But a world where you can use AI to draw upon the compiled wisdom of an expert that you trust—that is a world we are living in right now, thanks to the emergence of long context models. This should be good news, professionally speaking, for people who do indeed possess wisdom that other people consider valuable. Seeking advice from an AI grounded in the entire archive of an expert’s career could create an entirely new revenue stream for anybody who makes a living sharing their expertise through existing platforms like books or the lecture circuit. In other words, the AI is not a replacement for your hard-earned expertise; it’s a new distribution medium.
But a long context model allows you to take that global knowledge and apply it to the unique challenges and opportunities of your own organization. In a matter of years, I suspect it will seem bizarre to draft the specs for a new feature or a company initiative or a grant proposal without asking for feedback from a long-context model grounded in the organization’s history.
You might ask the model to identify patterns in a company’s archive to help simulate the way customers or clients would respond to a new product. Or you could draw on the long-context understanding of a city to conduct scenario planning exercises to simulate the downstream consequences of important decisions.

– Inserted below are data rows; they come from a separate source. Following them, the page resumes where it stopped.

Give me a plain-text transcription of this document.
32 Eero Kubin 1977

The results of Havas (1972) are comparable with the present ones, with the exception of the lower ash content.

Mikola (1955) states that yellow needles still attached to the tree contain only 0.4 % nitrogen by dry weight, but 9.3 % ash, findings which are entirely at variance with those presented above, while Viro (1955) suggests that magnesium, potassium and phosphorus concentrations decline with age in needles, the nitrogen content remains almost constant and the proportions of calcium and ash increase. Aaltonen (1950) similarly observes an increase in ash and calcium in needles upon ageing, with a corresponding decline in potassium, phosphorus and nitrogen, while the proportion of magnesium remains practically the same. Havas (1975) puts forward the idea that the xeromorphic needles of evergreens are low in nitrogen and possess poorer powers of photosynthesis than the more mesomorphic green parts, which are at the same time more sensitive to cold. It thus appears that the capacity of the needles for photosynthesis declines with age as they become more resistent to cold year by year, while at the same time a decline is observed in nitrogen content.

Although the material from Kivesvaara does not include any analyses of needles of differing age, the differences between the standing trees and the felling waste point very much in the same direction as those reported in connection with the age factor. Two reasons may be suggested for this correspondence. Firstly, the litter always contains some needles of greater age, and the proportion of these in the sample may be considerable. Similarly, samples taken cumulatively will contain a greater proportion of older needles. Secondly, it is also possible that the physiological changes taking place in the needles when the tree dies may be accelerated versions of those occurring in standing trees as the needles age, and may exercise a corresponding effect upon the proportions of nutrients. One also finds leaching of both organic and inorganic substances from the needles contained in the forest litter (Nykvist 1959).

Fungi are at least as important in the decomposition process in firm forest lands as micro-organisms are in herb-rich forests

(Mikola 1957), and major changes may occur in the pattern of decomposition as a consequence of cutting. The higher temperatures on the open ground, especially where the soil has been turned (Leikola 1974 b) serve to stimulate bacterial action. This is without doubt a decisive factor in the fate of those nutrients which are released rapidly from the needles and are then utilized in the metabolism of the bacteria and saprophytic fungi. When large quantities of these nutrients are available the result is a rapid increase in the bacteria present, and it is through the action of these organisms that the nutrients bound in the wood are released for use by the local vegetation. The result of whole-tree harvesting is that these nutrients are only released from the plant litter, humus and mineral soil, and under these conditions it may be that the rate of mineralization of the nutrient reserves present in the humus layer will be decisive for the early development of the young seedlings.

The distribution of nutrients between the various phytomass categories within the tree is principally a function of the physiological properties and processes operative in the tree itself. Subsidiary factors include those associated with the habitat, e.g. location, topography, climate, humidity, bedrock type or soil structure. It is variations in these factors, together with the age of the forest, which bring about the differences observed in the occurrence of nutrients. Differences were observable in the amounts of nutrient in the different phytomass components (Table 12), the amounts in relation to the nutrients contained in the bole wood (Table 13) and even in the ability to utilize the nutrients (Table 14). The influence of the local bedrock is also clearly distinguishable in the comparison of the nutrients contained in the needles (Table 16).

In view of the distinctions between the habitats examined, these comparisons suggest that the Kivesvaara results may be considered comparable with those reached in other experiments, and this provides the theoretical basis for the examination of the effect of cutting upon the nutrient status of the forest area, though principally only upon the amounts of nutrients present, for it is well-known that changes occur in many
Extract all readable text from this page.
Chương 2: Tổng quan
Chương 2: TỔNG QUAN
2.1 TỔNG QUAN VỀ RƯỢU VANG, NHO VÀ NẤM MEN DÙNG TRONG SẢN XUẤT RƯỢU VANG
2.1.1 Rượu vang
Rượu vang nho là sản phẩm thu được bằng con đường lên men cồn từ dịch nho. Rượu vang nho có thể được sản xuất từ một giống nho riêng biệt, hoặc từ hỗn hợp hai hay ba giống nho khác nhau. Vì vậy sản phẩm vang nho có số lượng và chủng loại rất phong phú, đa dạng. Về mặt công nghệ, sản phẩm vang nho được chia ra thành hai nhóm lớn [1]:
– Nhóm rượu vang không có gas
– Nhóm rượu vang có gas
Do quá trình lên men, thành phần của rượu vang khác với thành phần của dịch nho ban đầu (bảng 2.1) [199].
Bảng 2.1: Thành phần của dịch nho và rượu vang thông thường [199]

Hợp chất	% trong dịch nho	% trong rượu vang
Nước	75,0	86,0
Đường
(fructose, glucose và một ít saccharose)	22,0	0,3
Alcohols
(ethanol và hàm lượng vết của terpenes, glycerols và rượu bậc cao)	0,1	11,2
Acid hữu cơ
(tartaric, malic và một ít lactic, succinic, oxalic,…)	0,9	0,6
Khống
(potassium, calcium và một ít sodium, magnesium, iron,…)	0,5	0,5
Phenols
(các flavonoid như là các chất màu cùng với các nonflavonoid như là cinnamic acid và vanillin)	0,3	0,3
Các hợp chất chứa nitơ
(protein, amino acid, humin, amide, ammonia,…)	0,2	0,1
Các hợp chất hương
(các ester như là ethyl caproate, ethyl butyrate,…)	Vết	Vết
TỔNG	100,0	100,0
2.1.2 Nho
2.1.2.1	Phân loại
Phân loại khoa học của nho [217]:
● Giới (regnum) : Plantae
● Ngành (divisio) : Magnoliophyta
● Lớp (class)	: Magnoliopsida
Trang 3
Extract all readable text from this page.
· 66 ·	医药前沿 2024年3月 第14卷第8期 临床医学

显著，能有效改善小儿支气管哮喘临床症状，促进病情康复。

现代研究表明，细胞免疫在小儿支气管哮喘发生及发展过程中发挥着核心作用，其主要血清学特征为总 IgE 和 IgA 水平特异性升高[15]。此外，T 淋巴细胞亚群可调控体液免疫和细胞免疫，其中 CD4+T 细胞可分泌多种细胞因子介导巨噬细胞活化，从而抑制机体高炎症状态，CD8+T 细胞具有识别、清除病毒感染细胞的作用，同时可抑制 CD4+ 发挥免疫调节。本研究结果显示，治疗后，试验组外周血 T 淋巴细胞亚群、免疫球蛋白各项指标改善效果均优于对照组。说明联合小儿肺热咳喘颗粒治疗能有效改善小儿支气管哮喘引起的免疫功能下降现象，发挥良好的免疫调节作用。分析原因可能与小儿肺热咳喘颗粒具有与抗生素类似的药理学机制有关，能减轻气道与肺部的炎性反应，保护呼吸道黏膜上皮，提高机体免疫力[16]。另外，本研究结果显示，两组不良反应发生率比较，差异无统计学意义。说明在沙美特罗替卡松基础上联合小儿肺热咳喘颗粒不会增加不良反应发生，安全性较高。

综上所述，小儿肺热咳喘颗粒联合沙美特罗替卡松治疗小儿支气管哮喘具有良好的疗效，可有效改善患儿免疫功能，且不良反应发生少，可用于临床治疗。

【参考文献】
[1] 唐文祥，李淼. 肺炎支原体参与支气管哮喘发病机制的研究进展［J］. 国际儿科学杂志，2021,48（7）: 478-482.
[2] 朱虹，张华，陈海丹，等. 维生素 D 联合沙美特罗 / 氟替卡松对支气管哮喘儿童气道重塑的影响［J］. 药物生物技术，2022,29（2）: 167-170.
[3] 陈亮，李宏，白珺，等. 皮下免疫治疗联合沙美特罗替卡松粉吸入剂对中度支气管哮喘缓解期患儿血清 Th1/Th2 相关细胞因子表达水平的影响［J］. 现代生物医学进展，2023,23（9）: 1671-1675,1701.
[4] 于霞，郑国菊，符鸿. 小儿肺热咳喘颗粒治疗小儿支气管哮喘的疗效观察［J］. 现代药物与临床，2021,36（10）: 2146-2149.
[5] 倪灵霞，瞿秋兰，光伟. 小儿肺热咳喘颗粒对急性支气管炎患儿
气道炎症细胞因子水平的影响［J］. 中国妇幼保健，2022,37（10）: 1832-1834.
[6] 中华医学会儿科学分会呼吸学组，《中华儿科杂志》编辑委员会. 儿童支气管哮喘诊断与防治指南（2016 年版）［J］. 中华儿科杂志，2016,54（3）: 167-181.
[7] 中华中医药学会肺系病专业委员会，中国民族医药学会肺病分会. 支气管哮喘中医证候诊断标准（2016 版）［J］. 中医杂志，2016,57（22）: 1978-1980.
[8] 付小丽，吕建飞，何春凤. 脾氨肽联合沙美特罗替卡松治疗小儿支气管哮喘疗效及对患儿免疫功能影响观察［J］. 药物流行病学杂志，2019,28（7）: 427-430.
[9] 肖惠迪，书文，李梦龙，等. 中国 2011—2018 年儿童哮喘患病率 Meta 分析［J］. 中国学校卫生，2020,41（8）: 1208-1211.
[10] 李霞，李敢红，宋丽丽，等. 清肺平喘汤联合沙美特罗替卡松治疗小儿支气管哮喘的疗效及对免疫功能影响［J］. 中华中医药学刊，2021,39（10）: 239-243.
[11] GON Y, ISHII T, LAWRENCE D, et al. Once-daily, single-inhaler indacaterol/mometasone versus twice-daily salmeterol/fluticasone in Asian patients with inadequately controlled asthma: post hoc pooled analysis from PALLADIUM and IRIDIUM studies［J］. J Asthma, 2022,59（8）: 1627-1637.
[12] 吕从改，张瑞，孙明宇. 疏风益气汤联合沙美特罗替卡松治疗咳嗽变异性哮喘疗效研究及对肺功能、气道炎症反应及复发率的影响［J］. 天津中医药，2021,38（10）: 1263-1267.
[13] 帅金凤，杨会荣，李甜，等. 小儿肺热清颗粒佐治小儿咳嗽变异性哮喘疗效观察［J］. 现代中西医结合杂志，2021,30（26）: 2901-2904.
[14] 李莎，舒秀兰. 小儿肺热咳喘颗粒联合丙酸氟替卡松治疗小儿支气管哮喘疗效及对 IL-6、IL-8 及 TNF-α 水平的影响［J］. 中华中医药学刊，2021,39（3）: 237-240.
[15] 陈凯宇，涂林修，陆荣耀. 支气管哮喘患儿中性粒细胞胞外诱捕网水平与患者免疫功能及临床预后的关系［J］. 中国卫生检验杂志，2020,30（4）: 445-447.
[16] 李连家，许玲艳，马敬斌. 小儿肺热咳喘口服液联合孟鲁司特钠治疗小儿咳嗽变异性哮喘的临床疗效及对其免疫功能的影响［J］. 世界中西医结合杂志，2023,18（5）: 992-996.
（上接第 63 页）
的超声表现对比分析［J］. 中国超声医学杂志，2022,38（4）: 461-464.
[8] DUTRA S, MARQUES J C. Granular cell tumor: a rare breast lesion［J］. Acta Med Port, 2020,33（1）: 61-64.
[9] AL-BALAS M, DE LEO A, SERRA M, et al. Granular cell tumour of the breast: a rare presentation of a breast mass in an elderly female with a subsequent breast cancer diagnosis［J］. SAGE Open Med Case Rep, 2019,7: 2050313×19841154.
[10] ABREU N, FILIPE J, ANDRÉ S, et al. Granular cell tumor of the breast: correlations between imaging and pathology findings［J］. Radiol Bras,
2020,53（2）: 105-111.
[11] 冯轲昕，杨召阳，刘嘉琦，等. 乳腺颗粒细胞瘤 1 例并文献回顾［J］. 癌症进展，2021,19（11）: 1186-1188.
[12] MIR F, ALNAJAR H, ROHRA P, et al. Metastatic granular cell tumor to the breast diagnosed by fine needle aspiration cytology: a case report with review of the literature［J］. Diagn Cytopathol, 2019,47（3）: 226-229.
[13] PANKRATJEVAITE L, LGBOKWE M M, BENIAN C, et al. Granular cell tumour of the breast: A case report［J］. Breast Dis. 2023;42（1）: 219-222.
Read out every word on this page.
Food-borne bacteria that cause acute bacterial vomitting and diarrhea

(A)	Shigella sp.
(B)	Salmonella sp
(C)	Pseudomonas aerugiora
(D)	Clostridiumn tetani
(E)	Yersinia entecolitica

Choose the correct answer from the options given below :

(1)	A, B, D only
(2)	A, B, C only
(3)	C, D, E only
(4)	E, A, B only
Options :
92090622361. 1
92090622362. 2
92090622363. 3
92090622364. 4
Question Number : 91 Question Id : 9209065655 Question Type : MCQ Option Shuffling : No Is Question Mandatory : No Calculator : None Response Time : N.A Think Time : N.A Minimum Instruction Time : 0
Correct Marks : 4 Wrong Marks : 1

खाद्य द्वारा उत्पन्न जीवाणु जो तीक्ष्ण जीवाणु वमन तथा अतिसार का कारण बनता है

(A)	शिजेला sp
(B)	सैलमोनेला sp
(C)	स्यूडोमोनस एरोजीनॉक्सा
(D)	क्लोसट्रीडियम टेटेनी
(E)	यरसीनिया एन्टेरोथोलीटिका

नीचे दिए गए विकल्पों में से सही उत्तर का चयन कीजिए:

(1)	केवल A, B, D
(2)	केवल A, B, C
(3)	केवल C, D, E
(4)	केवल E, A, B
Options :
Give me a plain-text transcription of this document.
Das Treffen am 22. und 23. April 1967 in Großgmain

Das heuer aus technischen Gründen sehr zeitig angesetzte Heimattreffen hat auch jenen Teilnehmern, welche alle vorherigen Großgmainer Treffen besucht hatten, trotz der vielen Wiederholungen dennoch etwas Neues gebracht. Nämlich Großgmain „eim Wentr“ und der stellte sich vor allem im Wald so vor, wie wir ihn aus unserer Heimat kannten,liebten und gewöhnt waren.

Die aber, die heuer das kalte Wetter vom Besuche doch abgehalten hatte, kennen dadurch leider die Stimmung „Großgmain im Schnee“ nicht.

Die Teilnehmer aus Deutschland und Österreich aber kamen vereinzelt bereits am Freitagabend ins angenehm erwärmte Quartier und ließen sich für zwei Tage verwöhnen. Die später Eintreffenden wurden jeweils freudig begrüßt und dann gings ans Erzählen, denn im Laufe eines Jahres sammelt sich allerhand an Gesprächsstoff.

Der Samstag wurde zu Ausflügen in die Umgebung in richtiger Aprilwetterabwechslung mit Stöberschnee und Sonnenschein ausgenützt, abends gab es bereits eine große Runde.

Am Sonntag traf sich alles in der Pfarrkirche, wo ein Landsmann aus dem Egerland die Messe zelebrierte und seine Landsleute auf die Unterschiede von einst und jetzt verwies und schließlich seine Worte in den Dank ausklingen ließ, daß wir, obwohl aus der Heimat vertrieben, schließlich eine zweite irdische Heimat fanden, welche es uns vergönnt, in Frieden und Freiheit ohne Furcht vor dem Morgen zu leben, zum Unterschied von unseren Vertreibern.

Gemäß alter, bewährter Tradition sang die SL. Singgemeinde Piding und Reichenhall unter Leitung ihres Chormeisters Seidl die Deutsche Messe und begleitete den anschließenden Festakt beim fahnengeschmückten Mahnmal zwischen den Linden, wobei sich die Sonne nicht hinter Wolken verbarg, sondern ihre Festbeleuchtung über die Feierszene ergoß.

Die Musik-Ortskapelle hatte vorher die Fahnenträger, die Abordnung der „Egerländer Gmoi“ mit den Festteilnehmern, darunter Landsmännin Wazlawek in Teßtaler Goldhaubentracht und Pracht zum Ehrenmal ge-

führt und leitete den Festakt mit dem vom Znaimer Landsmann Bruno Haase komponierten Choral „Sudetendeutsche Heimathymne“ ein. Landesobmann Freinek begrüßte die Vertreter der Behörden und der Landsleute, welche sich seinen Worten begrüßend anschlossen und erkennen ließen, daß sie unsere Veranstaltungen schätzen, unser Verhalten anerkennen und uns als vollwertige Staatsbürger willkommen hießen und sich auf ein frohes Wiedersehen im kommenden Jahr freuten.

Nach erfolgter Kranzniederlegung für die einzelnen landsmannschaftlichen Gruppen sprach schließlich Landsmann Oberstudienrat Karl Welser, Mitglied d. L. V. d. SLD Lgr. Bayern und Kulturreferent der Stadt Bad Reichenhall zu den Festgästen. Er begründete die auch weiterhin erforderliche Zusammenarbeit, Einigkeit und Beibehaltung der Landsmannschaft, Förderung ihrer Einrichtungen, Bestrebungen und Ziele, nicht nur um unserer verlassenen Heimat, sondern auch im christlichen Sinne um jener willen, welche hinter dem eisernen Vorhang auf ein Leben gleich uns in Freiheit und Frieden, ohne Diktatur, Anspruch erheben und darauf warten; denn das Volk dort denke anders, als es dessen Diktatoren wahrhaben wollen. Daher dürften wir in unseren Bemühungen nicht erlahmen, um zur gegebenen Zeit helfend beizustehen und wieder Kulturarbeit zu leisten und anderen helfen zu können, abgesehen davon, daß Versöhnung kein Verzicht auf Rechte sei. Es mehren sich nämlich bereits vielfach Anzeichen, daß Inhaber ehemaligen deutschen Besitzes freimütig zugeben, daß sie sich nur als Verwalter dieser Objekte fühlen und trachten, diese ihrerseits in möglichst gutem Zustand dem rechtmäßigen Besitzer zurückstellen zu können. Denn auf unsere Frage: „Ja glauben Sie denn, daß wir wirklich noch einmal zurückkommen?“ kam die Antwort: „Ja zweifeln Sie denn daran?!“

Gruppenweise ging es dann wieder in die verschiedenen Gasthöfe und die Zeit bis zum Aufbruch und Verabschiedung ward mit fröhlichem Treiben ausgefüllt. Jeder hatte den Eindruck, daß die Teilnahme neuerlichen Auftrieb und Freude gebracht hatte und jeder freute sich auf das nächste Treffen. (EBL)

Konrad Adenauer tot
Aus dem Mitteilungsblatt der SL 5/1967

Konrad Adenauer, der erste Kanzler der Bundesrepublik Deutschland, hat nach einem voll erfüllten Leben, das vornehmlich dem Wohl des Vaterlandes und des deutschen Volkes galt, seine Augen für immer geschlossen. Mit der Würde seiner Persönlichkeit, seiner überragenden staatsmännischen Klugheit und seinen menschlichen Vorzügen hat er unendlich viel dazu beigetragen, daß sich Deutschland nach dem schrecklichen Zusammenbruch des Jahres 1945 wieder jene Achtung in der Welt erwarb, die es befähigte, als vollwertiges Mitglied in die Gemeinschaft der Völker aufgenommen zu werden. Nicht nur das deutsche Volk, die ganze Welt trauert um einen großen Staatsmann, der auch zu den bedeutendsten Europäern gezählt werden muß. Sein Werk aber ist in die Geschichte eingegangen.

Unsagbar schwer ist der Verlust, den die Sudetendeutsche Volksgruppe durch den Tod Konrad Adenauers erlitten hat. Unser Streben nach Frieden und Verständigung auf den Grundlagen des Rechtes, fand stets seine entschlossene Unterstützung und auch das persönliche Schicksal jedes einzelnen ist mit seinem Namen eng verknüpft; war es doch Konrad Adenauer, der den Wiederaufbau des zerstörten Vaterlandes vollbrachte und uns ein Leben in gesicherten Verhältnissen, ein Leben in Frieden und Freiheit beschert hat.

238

Perhaps we’ll discover that organizations perform better if they include more eclectic sources in their compiled knowledge bases, or if they employ professional archivists who annotate and selectively edit the company history to make it more intelligible to the model. No doubt there are thousands of curation strategies to discover, if that near future does indeed come to pass. And if it does, it will suggest one more point of continuity between the human mind and a long-context model. What matters most is what you put into it.